Combining measurements from space with ground-based observations and scientificGreenland Ice Sheet changesmodels, scientists have found that the Greenland icesheet is melting at an alarming rate. Between 2006 and 2008, two hundred and severty three gigatons - or 273 cubic kilometres of water - were lost, sufficient to increase global sea-levels by 0.75mm per year. This was also an increase on a previous average annual loss of 166 gigatons per year since 2000. The scale of Greenland icesheet loss was hinted at previously when researchers published the first results from a satellite system called GRACE (Gravity Recovery and Climate Experiment), which uses the relative gravitational acceleration exerted by the Earth on a pair of satellites to "weigh" the planet's surface.

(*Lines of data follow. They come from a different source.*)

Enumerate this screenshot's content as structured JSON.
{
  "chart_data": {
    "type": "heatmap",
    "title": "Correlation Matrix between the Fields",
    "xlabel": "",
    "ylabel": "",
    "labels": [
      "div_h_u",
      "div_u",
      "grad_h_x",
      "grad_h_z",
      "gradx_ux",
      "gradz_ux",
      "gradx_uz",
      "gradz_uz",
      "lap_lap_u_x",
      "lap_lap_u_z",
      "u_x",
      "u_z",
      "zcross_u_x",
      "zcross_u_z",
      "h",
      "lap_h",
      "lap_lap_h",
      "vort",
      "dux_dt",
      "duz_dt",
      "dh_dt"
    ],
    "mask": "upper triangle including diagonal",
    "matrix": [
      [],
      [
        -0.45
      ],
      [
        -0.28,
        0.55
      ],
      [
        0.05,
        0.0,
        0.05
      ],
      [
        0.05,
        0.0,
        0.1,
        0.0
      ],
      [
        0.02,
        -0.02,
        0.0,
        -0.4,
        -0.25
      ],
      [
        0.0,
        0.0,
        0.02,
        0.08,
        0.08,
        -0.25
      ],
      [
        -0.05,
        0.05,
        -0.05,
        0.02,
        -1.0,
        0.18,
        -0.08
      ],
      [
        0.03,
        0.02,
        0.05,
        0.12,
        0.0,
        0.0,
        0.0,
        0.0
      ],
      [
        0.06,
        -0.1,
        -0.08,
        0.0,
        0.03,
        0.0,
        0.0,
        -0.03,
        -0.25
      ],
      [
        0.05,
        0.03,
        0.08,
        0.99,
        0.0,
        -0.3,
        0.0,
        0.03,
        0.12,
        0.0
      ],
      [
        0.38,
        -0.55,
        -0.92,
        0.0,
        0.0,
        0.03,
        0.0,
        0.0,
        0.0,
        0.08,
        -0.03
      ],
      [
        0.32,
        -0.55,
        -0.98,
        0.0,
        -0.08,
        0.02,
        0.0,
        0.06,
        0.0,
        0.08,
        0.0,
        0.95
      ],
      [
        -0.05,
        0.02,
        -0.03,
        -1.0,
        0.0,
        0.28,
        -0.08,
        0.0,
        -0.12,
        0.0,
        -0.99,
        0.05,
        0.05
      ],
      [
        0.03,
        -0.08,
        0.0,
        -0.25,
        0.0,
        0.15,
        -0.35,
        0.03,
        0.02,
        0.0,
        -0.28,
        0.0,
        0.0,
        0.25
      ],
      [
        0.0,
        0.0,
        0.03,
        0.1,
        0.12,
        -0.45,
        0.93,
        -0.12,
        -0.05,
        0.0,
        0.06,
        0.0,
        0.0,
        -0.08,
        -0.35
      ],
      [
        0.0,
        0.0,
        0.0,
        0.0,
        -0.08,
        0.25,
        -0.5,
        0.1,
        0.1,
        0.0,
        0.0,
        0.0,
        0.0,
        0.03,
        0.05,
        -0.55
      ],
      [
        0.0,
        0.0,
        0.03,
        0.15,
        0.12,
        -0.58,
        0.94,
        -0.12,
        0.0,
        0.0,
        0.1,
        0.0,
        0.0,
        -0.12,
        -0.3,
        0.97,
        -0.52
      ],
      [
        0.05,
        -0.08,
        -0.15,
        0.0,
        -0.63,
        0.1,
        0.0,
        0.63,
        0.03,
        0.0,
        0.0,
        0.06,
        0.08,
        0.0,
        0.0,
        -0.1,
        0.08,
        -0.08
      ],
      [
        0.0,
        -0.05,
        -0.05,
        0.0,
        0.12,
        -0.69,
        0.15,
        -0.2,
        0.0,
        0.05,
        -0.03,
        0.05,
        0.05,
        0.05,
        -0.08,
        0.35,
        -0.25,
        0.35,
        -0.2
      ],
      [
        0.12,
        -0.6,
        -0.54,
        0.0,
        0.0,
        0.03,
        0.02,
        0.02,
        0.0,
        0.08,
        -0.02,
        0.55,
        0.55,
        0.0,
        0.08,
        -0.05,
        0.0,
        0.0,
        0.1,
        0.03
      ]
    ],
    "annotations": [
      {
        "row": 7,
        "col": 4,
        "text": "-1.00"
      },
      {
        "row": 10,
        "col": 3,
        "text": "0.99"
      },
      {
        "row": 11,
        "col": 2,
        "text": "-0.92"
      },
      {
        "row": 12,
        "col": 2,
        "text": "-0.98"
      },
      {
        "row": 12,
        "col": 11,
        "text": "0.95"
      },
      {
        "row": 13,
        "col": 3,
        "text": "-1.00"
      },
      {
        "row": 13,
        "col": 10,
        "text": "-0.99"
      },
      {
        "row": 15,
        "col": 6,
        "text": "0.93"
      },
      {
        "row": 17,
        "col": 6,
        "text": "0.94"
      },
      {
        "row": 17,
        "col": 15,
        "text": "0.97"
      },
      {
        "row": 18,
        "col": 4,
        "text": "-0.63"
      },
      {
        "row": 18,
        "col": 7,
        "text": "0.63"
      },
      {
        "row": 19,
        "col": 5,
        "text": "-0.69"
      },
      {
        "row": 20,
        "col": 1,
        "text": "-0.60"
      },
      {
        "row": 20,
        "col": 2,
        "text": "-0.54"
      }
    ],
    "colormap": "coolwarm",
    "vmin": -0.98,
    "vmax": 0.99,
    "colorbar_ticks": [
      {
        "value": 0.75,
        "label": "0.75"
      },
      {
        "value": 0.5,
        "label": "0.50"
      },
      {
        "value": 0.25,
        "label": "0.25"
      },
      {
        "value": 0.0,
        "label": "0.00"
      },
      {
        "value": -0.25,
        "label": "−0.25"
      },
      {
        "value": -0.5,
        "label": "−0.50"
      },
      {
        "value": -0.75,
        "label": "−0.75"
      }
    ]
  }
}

The loss of ice from a land surface causes local mass loss and hence a drop in gravity, which GRACE can detect and quantify. However, this system could only measure the overall drop in ice-mass, rather than resolve the difference into its relative components including fresh precipitation that can off-set the effect. For this reason, Utrecht University scientist Michiel van den Broeke and his colleagues, writing in Science, have built a computer simulation to model and predict the behaviour of the Greenland icesheet. It takes into account ice-discharge in glaciers and fresh snowfall, using measurements made on the ground. The team have then validated their model by comparing it's predictions with the real values recorded by GRACE. The resulting model shows that the rate of loss of ice appears to be accelerating and, moreover, has been under-appreciated by GRACE because this failed to take into account increased snowfall in recent years. Without this moderating effect, the team say, the loss would have been double the 1500 billion tonnes of water that has been lost since 2000. And since Greenland holds enough ice to raise global sea level by 7 metres, understanding the dynamics of this apparently fragile system will be critical to predicting the impact of rising global temperatures in future.